She has spent several sleepless nights and at the times the day also stretches for too long. Day in, day out the mental pressure keeps piling up. There is no certainty that she will get a ‘yes.’ But she clings to the ray of hope that is she works hard someone’s life will be saved.
The life of an organ transplant coordinator is not a simple one. But there are the ones, who gift a life to an unknown person just like a guardian angel.
Meet Veena Wathore, a 52-year-old woman from Nagpur, Maharashtra. She is currently working as a zone coordinator with the Zonal Transplant Coordination Centre.
While speaking to My Medical Mantra, she said, “A close family member of mine is suffering from kidney failure. I have witnessed the suffering and agony up-close. And that’s when I learned about the importance of organ donation. So I decided to accept it as my work and went after it with a burning passion.”
The mission that she began to nurture is to ‘Save a life’. And, to fulfil it, she has been working ceaselessly for the past five years. During this Veena, has been instrumental behind counselling 58 families to donate the organs of their loved ones.
Veena informed, “There is always a pressure when you meet the family of a brain-dead patient.

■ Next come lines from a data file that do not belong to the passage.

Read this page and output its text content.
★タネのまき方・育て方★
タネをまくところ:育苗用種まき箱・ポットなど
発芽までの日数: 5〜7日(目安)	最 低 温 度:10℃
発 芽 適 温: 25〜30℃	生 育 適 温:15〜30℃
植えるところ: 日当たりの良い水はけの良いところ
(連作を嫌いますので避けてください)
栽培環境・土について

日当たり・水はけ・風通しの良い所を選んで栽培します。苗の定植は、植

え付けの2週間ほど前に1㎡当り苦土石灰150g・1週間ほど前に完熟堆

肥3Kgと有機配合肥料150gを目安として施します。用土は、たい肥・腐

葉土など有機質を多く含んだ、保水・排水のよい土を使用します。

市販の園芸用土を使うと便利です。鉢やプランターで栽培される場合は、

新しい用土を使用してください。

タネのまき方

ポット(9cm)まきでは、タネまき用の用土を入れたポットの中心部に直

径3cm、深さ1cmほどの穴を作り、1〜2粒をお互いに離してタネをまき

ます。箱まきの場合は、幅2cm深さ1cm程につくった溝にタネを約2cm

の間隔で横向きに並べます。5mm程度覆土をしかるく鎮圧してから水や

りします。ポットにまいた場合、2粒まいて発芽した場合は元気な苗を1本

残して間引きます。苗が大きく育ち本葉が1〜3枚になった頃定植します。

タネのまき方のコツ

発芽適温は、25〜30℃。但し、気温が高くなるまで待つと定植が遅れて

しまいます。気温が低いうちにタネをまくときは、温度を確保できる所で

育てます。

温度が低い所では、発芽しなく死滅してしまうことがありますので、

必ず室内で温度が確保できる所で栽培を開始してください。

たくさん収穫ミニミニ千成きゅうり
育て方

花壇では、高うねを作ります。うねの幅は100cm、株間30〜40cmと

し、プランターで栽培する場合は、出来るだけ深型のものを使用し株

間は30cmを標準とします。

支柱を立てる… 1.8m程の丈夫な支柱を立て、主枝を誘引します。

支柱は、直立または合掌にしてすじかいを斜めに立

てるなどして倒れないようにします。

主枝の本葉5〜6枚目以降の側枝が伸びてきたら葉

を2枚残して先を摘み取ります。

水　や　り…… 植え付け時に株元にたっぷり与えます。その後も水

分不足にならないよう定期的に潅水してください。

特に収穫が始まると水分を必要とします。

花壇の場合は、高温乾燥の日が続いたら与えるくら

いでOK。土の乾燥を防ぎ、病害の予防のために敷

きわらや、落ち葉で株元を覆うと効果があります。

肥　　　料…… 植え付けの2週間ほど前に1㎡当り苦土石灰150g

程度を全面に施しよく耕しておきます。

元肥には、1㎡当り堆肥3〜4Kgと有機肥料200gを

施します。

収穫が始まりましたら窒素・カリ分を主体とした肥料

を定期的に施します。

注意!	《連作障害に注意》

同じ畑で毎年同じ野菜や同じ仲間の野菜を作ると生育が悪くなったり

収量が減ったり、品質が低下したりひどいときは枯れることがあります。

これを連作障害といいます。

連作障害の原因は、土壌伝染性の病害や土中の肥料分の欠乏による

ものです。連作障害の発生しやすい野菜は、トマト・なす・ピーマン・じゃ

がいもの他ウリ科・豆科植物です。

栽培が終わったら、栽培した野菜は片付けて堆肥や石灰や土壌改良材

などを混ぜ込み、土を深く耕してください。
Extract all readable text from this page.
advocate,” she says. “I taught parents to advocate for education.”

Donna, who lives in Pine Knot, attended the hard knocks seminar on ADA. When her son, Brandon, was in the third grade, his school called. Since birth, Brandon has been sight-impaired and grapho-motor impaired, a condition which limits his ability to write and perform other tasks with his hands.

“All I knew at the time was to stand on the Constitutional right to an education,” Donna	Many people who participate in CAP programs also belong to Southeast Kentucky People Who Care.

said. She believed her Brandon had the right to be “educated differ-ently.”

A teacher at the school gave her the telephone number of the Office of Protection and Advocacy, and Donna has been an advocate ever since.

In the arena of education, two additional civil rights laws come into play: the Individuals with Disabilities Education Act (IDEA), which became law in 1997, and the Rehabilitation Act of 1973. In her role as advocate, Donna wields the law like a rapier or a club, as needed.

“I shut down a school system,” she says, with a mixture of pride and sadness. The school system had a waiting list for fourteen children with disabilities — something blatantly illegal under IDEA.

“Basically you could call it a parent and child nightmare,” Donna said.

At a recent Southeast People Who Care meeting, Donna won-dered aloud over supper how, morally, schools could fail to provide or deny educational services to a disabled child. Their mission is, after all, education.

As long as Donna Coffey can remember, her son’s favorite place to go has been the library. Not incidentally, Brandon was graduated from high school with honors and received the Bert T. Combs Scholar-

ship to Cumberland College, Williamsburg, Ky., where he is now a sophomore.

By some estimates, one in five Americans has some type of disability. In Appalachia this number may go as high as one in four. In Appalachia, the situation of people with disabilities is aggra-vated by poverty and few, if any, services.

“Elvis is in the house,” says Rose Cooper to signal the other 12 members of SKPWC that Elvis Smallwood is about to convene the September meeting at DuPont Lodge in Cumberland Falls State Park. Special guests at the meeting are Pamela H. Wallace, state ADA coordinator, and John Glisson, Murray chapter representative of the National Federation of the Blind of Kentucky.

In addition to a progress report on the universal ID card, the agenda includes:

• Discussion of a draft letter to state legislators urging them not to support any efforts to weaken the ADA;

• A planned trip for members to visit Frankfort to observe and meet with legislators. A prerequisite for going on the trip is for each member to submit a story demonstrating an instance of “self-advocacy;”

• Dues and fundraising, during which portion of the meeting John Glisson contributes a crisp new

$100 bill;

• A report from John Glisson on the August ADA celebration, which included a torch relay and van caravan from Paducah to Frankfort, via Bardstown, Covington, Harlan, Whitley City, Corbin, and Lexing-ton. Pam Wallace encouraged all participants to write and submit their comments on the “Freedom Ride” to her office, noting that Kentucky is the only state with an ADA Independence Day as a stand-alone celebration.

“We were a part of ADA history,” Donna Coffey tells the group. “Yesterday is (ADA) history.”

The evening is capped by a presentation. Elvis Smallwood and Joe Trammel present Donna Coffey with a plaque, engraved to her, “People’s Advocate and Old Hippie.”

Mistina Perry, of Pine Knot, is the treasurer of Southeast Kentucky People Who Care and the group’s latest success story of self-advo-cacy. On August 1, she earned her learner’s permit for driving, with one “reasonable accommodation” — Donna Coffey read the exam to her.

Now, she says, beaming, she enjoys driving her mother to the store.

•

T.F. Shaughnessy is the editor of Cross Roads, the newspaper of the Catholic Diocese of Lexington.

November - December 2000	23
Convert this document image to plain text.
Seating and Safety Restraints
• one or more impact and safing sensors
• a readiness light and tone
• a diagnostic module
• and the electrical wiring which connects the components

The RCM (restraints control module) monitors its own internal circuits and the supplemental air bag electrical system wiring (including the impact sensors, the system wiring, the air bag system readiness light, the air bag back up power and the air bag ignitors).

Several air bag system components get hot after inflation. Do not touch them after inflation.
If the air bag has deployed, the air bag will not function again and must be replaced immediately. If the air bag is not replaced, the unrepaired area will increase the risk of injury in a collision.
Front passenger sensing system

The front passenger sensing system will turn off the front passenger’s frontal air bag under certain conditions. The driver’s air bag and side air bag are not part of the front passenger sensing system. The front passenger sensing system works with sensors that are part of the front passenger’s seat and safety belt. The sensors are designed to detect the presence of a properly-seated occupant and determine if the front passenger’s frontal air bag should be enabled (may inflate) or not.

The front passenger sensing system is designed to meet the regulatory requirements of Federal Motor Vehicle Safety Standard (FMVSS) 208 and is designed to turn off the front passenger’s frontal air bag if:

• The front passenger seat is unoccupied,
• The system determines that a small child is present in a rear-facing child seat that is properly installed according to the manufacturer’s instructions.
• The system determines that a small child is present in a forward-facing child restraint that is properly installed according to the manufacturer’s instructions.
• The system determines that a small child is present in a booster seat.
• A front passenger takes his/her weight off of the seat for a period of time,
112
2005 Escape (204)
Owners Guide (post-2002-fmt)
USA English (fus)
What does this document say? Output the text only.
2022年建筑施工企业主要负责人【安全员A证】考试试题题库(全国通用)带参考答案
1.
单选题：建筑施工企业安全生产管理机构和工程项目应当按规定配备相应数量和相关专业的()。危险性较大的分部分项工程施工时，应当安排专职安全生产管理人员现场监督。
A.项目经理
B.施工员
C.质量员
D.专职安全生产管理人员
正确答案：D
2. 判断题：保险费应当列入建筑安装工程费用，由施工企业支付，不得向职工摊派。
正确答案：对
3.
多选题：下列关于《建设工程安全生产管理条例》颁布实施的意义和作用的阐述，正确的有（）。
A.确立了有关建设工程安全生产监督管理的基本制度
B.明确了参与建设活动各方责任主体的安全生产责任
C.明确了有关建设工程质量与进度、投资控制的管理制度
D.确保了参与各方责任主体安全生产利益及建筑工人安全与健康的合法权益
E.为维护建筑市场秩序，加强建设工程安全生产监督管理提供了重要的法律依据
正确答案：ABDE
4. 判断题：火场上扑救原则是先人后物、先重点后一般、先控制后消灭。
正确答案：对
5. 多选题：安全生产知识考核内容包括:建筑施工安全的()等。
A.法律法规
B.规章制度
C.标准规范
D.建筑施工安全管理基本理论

Counselling the family needs patience, as first you have to win their trust. We need to understand their background, faith, and, nature. Analysing their mental state and then begin a conversation. Once you establish the trust, it makes the process and convincing the family easy.”
She added, “Yes, it’s a tedious and stressful job. But, when you hear the positive answer from the family member, it makes me feel happy, to save yet another life.”
But what inspired Veena to take up this cause? While doing research in Medical and Psychiatry Sociality, Veena met organ recipients, in Chennai. Their life-changing experience motivated her to pursue this field of work to help the needy.
“I still remember my first case. A 22-year-old boy was brain-dead. We counselled his family. But, the boy’s mother was very emotional, due to this she didn’t say YES, for three days. I spoke to her day in, day-out, and finally, it yielded results,” said Veena.
But, even if she hopes, not all the days are as successful as she wishes them to be. There are bad days too.
Veena further explained, “There are cases when a family says no for the organ donation. We have to respect their decision. But, one thing I want to stress here is that I have heard more ‘no’s’ from urban families, compared to the rural ones. And, we need to spread awareness to change this situation. Whenever a family says, no for donation, I ask myself, where did I go wrong? As there is always a scope for improvement.”
Veena proudly says that in 75% of the brain-dead cases, the woman in the family comes forward to donate the organs of their relative.
Veena concluded with a case which has been etched on her mind which she never be able to erase from her memory.
She recalled the incident, saying, “I can’t forget the organ donation of Rivyani. The six-year-old had saved the life of two people. But, the most challenging task was to counsel her father. And, after donation too, it took me two to three months to counsel him and get him out of that mental distress that he was under.”